Als der Chor 2009 – im 17. Jahr seines Bestehens – mit dem Mozart-Requiem wieder einmal das Werk zur Hand nahm, mit dem alles begonnen hatte, und für eine Aufführung im November vorbereitete, wurden die Proben vom unerwarteten Tod ihres Dirigenten überschattet. Matthias Backhaus starb infolge einer Herzmuskelentzündung derart überraschend, dass der Schock den alteingesessenen Chormitgliedern noch heute anzumerken ist. Peter Fanger, der als Dirigent der Neuen Elbland Philharmonie dem Chor vertraut war, hielt das Ensemble zusammen und übergab schließlich die hoch ambitionierte Sängerschar 2011 der neuen Kantorin der Lukaskirche, Katharina Pfeiffer. In den folgenden fünf Jahren der Zusammenarbeit konnte mit der Aufführung von Werken von Bach, Brahms, Zelenka, dem Requiem von John Rutter und der Matthäuspassion von Heinrich Schütz erfolgreich an die Ära Backhaus angeknüpft werden.

Differenzen, in deren Folge sich der Kirchenvorstand der Lukaskirche im Oktober 2016 von concentus vocalis trennte, stellten den urplötzlich „obdachlosen“ Chor vor unerwartete Aufgaben. Obwohl er gleichzeitig alles – einen Chorleiter, Proben- und Auftrittsmöglichkeiten – suchen und finden musste, konnten Mitte November mit Peter Fanger die Chorproben zunächst in den Räumen der Christengemeinschaft in der Reichenbachstraße wieder aufgenommen werden. Im Dezember trat der Chor mit Weihnachtsliedern in einem Gottesdienst in der St. Petri Kirche erstmals öffentlich wieder in Erscheinung.

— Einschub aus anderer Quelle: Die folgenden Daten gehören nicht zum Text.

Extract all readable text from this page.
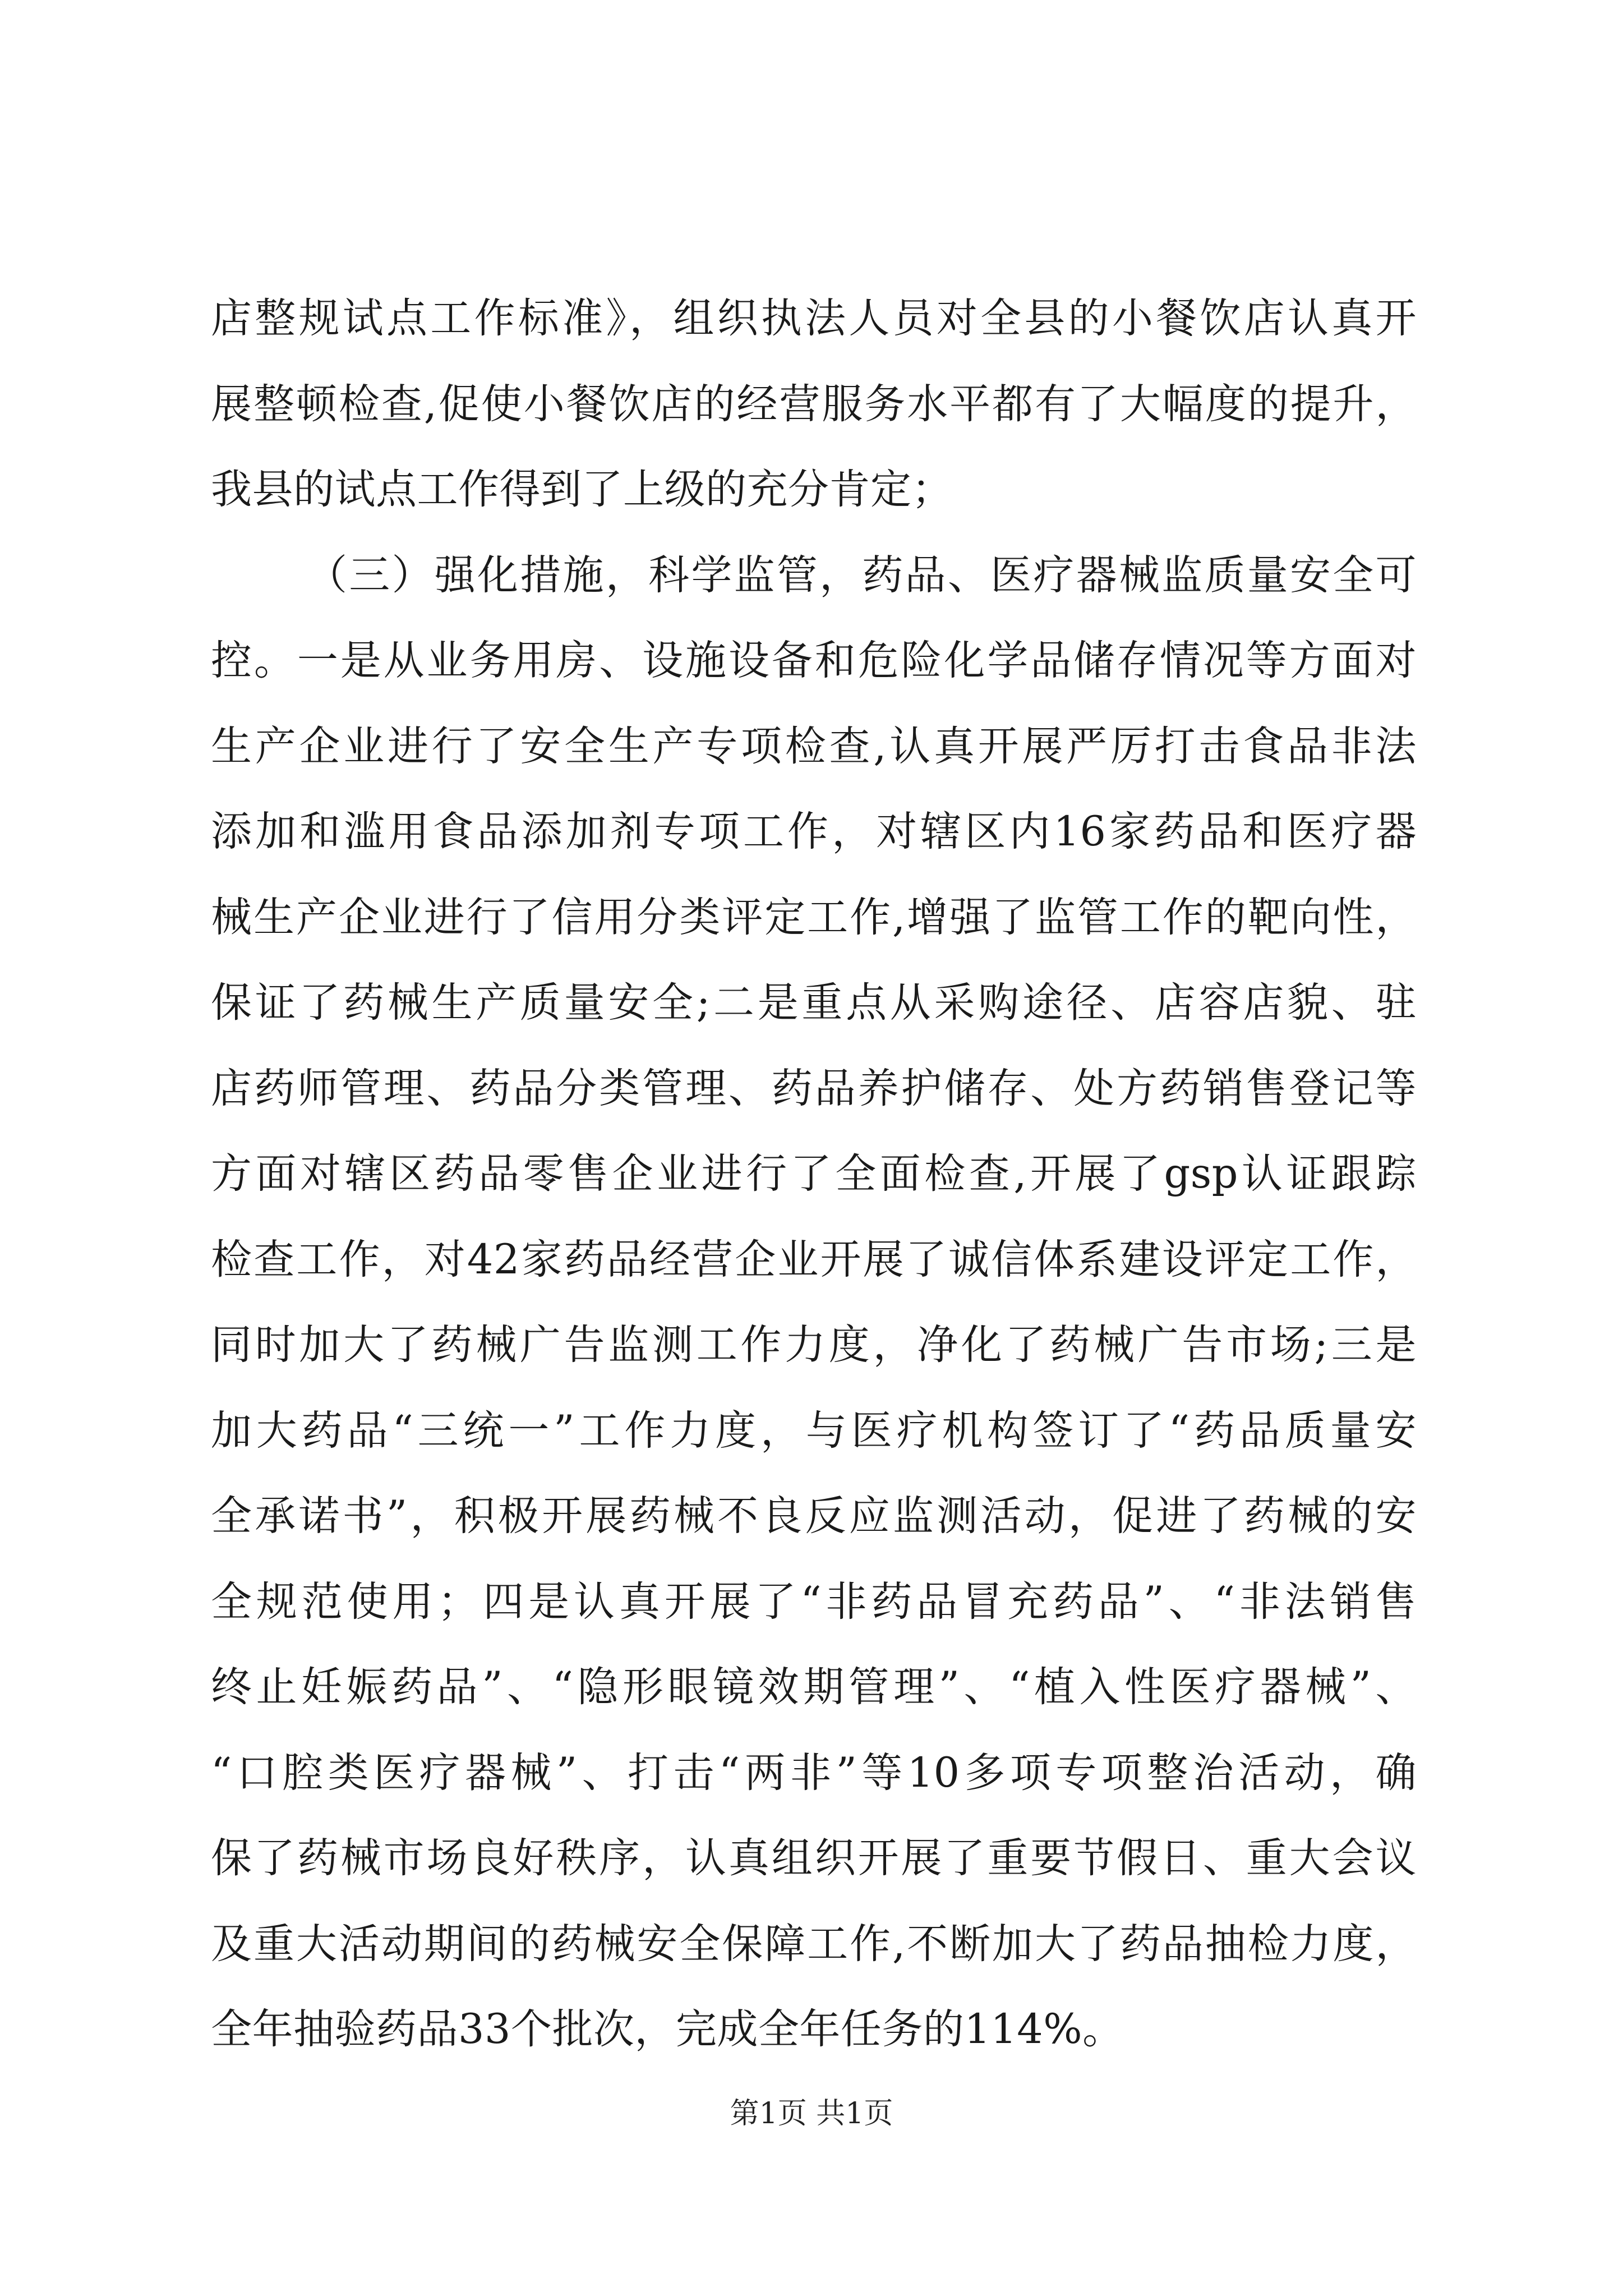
店整规试点工作标准》，组织执法人员对全县的小餐饮店认真开
展整顿检查,促使小餐饮店的经营服务水平都有了大幅度的提升，
我县的试点工作得到了上级的充分肯定；
（三）强化措施，科学监管，药品、医疗器械监质量安全可
控。一是从业务用房、设施设备和危险化学品储存情况等方面对
生产企业进行了安全生产专项检查,认真开展严厉打击食品非法
添加和滥用食品添加剂专项工作，对辖区内16家药品和医疗器
械生产企业进行了信用分类评定工作,增强了监管工作的靶向性，
保证了药械生产质量安全;二是重点从采购途径、店容店貌、驻
店药师管理、药品分类管理、药品养护储存、处方药销售登记等
方面对辖区药品零售企业进行了全面检查,开展了gsp认证跟踪
检查工作，对42家药品经营企业开展了诚信体系建设评定工作，
同时加大了药械广告监测工作力度，净化了药械广告市场;三是
加大药品“三统一”工作力度，与医疗机构签订了“药品质量安
全承诺书”，积极开展药械不良反应监测活动，促进了药械的安
全规范使用；四是认真开展了“非药品冒充药品”、“非法销售
终止妊娠药品”、“隐形眼镜效期管理”、“植入性医疗器械”、
“口腔类医疗器械”、打击“两非”等10多项专项整治活动，确
保了药械市场良好秩序，认真组织开展了重要节假日、重大会议
及重大活动期间的药械安全保障工作,不断加大了药品抽检力度，
全年抽验药品33个批次，完成全年任务的114%。
第1页 共1页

Was nun folgte, hatte vor allem administrativen Charakter: Vereinsgründung, Website-Erstellung, Aufnahme-Antrag an den Ostsächsischen Chorverband, Einschreibung im Vereinsregister, Suche eines Probenraumes etc. Der im April 2017 als concentus vocalis Dresden wiederauferstandene Chor konnte im darauffolgenden November wiederum in der St. Petri Kirche, die sich mit wertschätzender Verbindlichkeit als Aufführungsort zur Verfügung stellt, ein erstes Konzert mit der Messe in f op. 159 für Chor und Orgel von Rheinberger und der Messe D-Dur op. 86 für vier Solisten, Chor und Orgel von Dvorak gestalten.

Das Ensemble, das in der Aula des Marie-Curie-Gymnasiums einen neuen Probenraum gefunden hat, befindet sich inhaltlich gerade auf dem Weg des Neufindens und -orientierens und freut sich über neue Stimmen in allen Stimmgruppen und anregende Vereinsmitglieder, die diesen reizvollen Prozess mitgestalten wollen. Wer für die Entscheidungsfindung einen Klangeindruck benötigt oder sich einfach mitfreuen will, dass concentus vocalis wieder und immer noch singt, sei eingeladen zu einem Konzert mit chorsinfonischen Werken von Schubert, Vasks und Vivaldi am 9. Juni, 20 Uhr in der St. Petri Kirche, Großenhainer Platz.